82.000 personas asistieron durante los cinco días en los cuales se desarrolló la XVIII Feria de la Biodiversidad y el 40° Festival Costumbrista Chilote, ambas actividades que organizó Castro Municipio junto con el apoyo de las diversas organizaciones vecinales y sociales de la comuna, quienes una vez tuvieron la misión de atender al público que se deleitó con la gastronomía y las tradiciones tan particulares del archipiélago de Chiloé.

El alcalde de Castro, Juan Eduardo Vera, felicitó «a esas 200 organizaciones que dieron vida al festival costumbrista, 55 módulos gastronómicos, más de 150 expositores… agradecer también a los dirigentes sociales, a los emprendedores, que permiten, con un trabajo mancomunado y en equipo, junto al municipio de Castro, hacer realidad esta joya en el sur de Chile. Me siento feliz de que nuestro municipio esté liderando una iniciativa como esta”.

De igual manera, la primera autoridad comunal comentó que la ministra de la Cultura, las Artes y el Patrimonio, Consuelo Valdés, sostuvo que en su género, el Festival Costumbrista Chilote, «es lejos en cuanto a identidad, respeto y proyección de sus costumbres, el más grande del sur de Chile».

Así, una vez más la música, faenas campesinas, granja de animales, artesanía en distintas técnicas y las más diversas preparaciones gastronómicas, fueron las encargadas de captar la atención de los turistas nacionales, extranjeros y de vecinos de las distintas comunas de Chiloé, que se acercaron hasta el recinto donde confluye lo más selecto de la identidad del pueblo chilote.

Reconocimiento

En estas cuatro décadas que cumplió el Festival Costumbrista se aprovechó de reconocer a quienes en su momento fueron los iniciadores de este evento, el cual partió tímidamente en el año 1979 cuando un grupo de vecinos de Castro, entre los que habían dirigentes vecinales, funcionarios municipales, profesores, entre otros, decidieron armar una actividad para la Semana Castreña.

Una de esas personas fue Raquel Torres, exsecretaria municipal, quien emocionada dijo que «la intención era hacer algo que pudiese atraer turismo. Empezó con cinco módulos, pero se hizo con temor, pues se pensaba que no iba a venir nadie, pero fue todo lo contrario… así que hoy día estoy feliz, veo un inmenso parque. Para nosotros esto debe ser un orgullo», enfatizó.
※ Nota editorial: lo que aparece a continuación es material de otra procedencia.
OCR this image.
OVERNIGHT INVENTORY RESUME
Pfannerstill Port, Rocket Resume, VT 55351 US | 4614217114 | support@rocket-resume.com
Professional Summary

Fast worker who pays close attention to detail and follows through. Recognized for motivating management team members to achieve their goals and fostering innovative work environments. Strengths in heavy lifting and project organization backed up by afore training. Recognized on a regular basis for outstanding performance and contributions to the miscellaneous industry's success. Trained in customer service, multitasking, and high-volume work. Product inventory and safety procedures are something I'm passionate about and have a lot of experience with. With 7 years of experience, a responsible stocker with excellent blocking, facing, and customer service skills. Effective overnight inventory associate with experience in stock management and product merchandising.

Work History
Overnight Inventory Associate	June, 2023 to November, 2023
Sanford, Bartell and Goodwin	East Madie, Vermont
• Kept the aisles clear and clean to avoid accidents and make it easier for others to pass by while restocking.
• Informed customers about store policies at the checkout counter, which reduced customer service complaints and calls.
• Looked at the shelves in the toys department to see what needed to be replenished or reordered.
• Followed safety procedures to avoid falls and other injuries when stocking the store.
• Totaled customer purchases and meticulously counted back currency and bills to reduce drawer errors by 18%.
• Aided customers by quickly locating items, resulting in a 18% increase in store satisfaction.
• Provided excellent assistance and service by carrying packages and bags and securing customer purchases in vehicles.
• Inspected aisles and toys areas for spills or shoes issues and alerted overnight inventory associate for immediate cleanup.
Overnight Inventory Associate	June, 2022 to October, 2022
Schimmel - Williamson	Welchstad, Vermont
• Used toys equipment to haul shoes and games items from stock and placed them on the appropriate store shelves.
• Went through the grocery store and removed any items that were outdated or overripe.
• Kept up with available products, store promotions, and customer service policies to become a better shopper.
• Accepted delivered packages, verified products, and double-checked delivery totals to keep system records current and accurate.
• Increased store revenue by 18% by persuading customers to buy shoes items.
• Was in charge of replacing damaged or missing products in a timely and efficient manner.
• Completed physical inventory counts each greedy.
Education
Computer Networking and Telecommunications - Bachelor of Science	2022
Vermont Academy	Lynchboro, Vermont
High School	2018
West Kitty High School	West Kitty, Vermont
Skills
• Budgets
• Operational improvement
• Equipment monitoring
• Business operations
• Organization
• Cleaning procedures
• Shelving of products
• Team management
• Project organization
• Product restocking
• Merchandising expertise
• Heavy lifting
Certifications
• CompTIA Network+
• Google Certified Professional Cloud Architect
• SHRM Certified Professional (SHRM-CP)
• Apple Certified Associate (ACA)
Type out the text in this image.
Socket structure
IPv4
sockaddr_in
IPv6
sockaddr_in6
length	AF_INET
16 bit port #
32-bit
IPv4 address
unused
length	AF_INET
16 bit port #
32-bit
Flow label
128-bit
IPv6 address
Otro de esos vecinos es Alonso Hernández, quien comentó que «nosotros los castreños siempre debemos recordar lo pasado. La cultura es lo más importante del ser humano, y es bueno que la autoridad lo reconozca».

Premiación

En tanto, la tarde de este domingo 17 de febrero hubo espacio también para premiar a aquellos expositores que se destacaron en diversas categorías. Una de estas fue a la «representatividad», galardón que obtuvo Juan Luis Cárdenas, artesano y restaurador en madera y metal; el agricultor de Llau Llao José Calisto fue reconocido con el premio «tradición», ya que desde el año 1981 ha demostrado toda su destreza con el oficio de la esquila en el parque; en el ámbito de presentación de módulo la artesana en fieltro Andrea Ampuero, oriunda de Castro, se quedó con dicha nominación, mientras que como producto innovador resultó elegido Sales de Mares de Rilán de Yesica Cartes.

La papa nativa más larga y el ajo más grande igual fueron distinguidos. Esta vez, el agricultor de Chañihue Luis Baez presentó una papa que midió 23,3 centímetros, mientras que César Vidal, agricultor del Prodesal de Castro, llegó con un ajo que pesó 800 gramos.

La última jornada festiva bajó el telón cerca de las 20:00 horas a manos de la presentación en el escenario central de «Colivoro Agüero Manquemilla y Los de la Isla», quienes recibieron un reconocimiento especial por estar participando hace muchos años en esta fiesta que ya ha trascendido las fronteras nacionales y es visita obligada para quienes están de visita en Chiloé.